Un anno dopo i fasti, ecco i disastri economici di Ghirardi e and Co. (troppi i debiti accumulati per trovare un investistore), la retrocessione, il fallimento. Non posso credere che una parte della mia vita ricca di gioie e sofferenze sportive sia costretta ai Dilettanti. Non lo posso accettare. Ma lo dovrò fare. Mi sento derubato di un piccolo piacere settimanale, di un’esultanza di un minuto, di un coro da stadio urlato a squarciagola, del piacere dell’attesa di una partita, del tifo in generale. Ma che ne sanno loro di cosa significa tifare? Che ne sanno di cosa si prova ad avere una fede calcistica? Tifare deriva dalla parola greca ‘Thifos’ e significa delirare. Il tifo è delirio allo stato puro. Non guarda in faccia a nessuno, non vuole sentire ragioni. In fondo è un po’ come l’amore quando arriva, ti prende e non ti fa capire più niente.
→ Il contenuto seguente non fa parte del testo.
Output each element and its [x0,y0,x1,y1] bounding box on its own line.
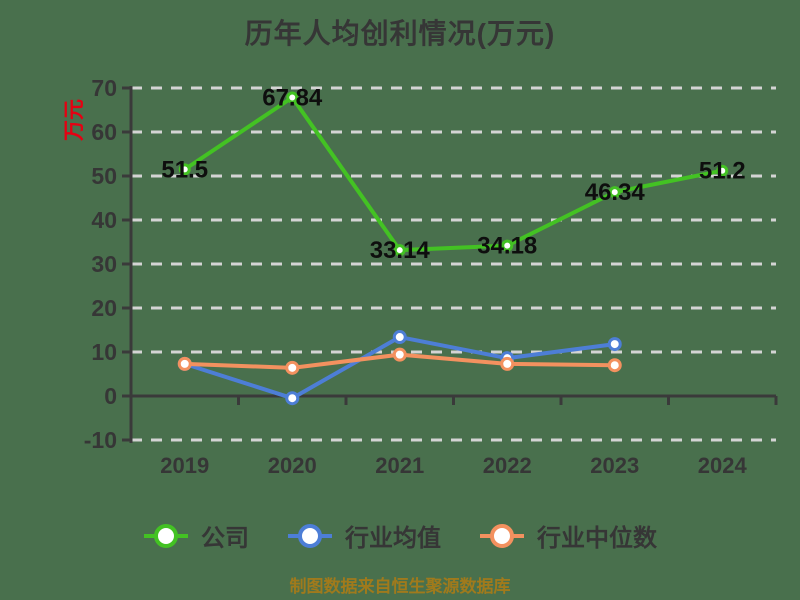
legend-item-industry-median[interactable]: 行业中位数 [479,518,657,553]
company-point [393,244,406,257]
industry-average-line-marker-icon [288,523,332,548]
data-source-caption: 制图数据来自恒生聚源数据库 [289,577,511,596]
industry-median-line-marker-icon [480,523,524,548]
company-point [608,186,621,199]
company-data-label: 33.14 [370,237,431,264]
company-line [182,95,725,253]
y-tick-label: 60 [91,119,117,145]
x-tick-label: 2021 [375,453,424,478]
company-data-label: 67.84 [262,85,323,112]
company-data-label: 34.18 [477,233,537,260]
y-tick-label: -10 [84,427,117,453]
company-point [178,163,191,176]
x-tick-label: 2024 [698,453,748,478]
y-tick-label: 70 [91,75,117,101]
y-tick-label: 30 [91,251,117,277]
y-tick-label: 40 [91,207,117,233]
company-point [286,91,299,104]
industry-average-point [285,391,300,406]
company-line-marker-icon [144,523,188,548]
industry-median-point [500,356,515,371]
legend: 公司 行业均值 行业中位数 [0,518,800,553]
industry-median-point [285,360,300,375]
y-tick-label: 0 [104,383,117,409]
legend-label-industry-average: 行业均值 [345,525,441,552]
company-point [716,164,729,177]
legend-item-industry-average[interactable]: 行业均值 [287,518,441,553]
x-tick-label: 2020 [268,453,317,478]
y-tick-label: 10 [91,339,117,365]
company-data-label: 51.2 [699,158,746,185]
y-tick-label: 20 [91,295,117,321]
legend-item-company[interactable]: 公司 [143,518,249,553]
industry-average-point [607,337,622,352]
legend-label-company: 公司 [201,525,249,552]
y-tick-label: 50 [91,163,117,189]
x-tick-label: 2022 [483,453,532,478]
industry-median-point [177,356,192,371]
industry-median-point [607,358,622,373]
company-point [501,239,514,252]
y-axis-unit-label: 万元 [63,99,86,141]
company-data-label: 46.34 [585,179,646,206]
company-data-label: 51.5 [161,156,208,183]
industry-average-point [392,330,407,345]
x-tick-label: 2023 [590,453,639,478]
industry-median-point [392,347,407,362]
legend-label-industry-median: 行业中位数 [537,525,657,552]
chart-title: 历年人均创利情况(万元) [244,18,556,49]
x-tick-label: 2019 [160,453,209,478]
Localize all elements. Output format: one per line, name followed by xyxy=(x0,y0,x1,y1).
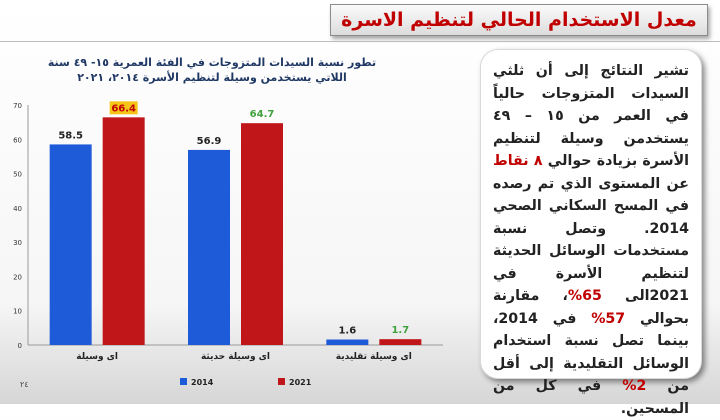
data-label: 66.4 xyxy=(111,103,136,114)
category-label: اى وسيلة حديثة xyxy=(201,352,270,362)
bar-2014-3 xyxy=(326,339,369,345)
page-number: ٢٤ xyxy=(20,380,29,389)
legend-swatch-2021 xyxy=(278,378,285,385)
bar-2021-2 xyxy=(241,123,283,345)
bar-2014-1 xyxy=(49,144,92,345)
data-label-highlight xyxy=(109,101,138,115)
y-tick-label: 70 xyxy=(13,102,22,110)
chart-title: تطور نسبة السيدات المتزوجات في الفئة الع… xyxy=(26,55,398,85)
chart-title-line-2: اللاتي يستخدمن وسيلة لتنظيم الأسرة ٢٠١٤،… xyxy=(77,71,347,84)
text-part-3: عن المستوى الذي تم رصده في المسح السكاني… xyxy=(493,175,690,305)
highlight-2-percent: 2% xyxy=(622,378,647,394)
bar-2021-1 xyxy=(102,117,145,345)
data-label: 1.7 xyxy=(391,325,409,336)
legend-swatch-2014 xyxy=(180,378,187,385)
y-tick-label: 20 xyxy=(13,273,22,281)
header-divider xyxy=(0,41,720,42)
bar-2021-3 xyxy=(379,339,422,345)
y-tick-label: 10 xyxy=(13,308,22,316)
bar-chart: 0 10 20 30 40 50 60 70 58.5 66.4 اى وسيلة 56.9 64.7 ا… xyxy=(13,101,443,387)
y-tick-label: 40 xyxy=(13,205,22,213)
y-tick-label: 0 xyxy=(18,342,22,350)
data-label: 1.6 xyxy=(338,326,356,337)
chart-title-line-1: تطور نسبة السيدات المتزوجات في الفئة الع… xyxy=(47,56,377,69)
legend-label-2014: 2014 xyxy=(191,378,214,387)
highlight-65-percent: 65% xyxy=(567,288,602,304)
data-label: 64.7 xyxy=(250,109,275,120)
findings-paragraph: تشير النتائج إلى أن ثلثي السيدات المتزوج… xyxy=(493,60,689,420)
text-part-5: ، مقارنة بحوالي xyxy=(493,288,689,327)
legend-label-2021: 2021 xyxy=(289,378,312,387)
highlight-8-points: ٨ نقاط xyxy=(493,153,543,169)
y-tick-label: 60 xyxy=(13,136,22,144)
text-part-7: في 2014، بينما تصل نسبة استخدام الوسائل … xyxy=(493,310,689,395)
bar-2014-2 xyxy=(188,149,230,345)
data-label: 56.9 xyxy=(197,136,222,147)
data-label: 58.5 xyxy=(58,130,83,141)
y-tick-label: 30 xyxy=(13,239,22,247)
findings-text-box: تشير النتائج إلى أن ثلثي السيدات المتزوج… xyxy=(480,49,702,417)
category-label: اى وسيلة xyxy=(76,352,118,362)
slide-title: معدل الاستخدام الحالي لتنظيم الاسرة xyxy=(330,4,708,36)
y-tick-label: 50 xyxy=(13,171,22,179)
highlight-57-percent: 57% xyxy=(591,310,626,327)
text-part-1: تشير النتائج إلى أن ثلثي السيدات المتزوج… xyxy=(493,63,689,169)
category-label: اى وسيلة تقليدية xyxy=(336,352,412,362)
Delirio quindi, è un termine che usiamo per dare una forte accezione a qualcosa che è successo. Qualche volta in positivo, questa volta in negativo. Si, perché nonostante l’ottimismo-illusione (ricordatelo presidenti/dirigenti) non abbandoni mai un tifoso, questo è un colpo duro da digerire. Il pensiero va ai dipendenti della società in primis e poi ai tifosi. A noi. Costretti dopo gli anni d’oro dell’era Tanzi (prima illusione)a una vita di sofferenza calcistica. O meglio di gioie limitate perché alzare un trofeo di questi tempi, per una provinciale, seppur nobile, è impresa più unica che rara. Ci hanno tolto tutto e gettato nella palude della Serie D. Ci toccherà una scalata infinita che speriamo sia breve e ricca di soddisfazioni. Mi auguro che la cordata di imprenditori locali possa creare una società solida, sicura e con obiettivi concreti.

Non sarà facile risalire la corrente. Non sarà facile per noi tifosi continuare a fare quel ‘tifo maledetto’ a una squadra violentata 2 volte in due decenni. Chi ha permesso tutto questo andrebbe bandito dal mondo del calcio. Chi ha permesso tutto questo non merita di fare parte del mondo dello sport più bello che esista. Ma in Italia fino a che non c’è una vittima sacrificale, non si fa mai nulla. Siamo a tratti maledettamente immobili, statici, con gli occhi chiusi. La pecorella da uccidere, però, non doveva essere il Parma. Ma dobbiamo farcene una ragione. E ripartire da dove siamo partiti. Dalla serie D. Ma anche dal profumo dell’erba di un campo da calcio, dall’immagine di un bambino con la maglia gialloblù addosso. E’ dalle cose semplici che si recuperano fiducia e felicità, dimenticandoci o facendo finta di dimenticare tutto il male che ci hanno fatto. Mi hanno portato via il tifo, ma almeno adesso lasciatemi ‘delirare’ in pace.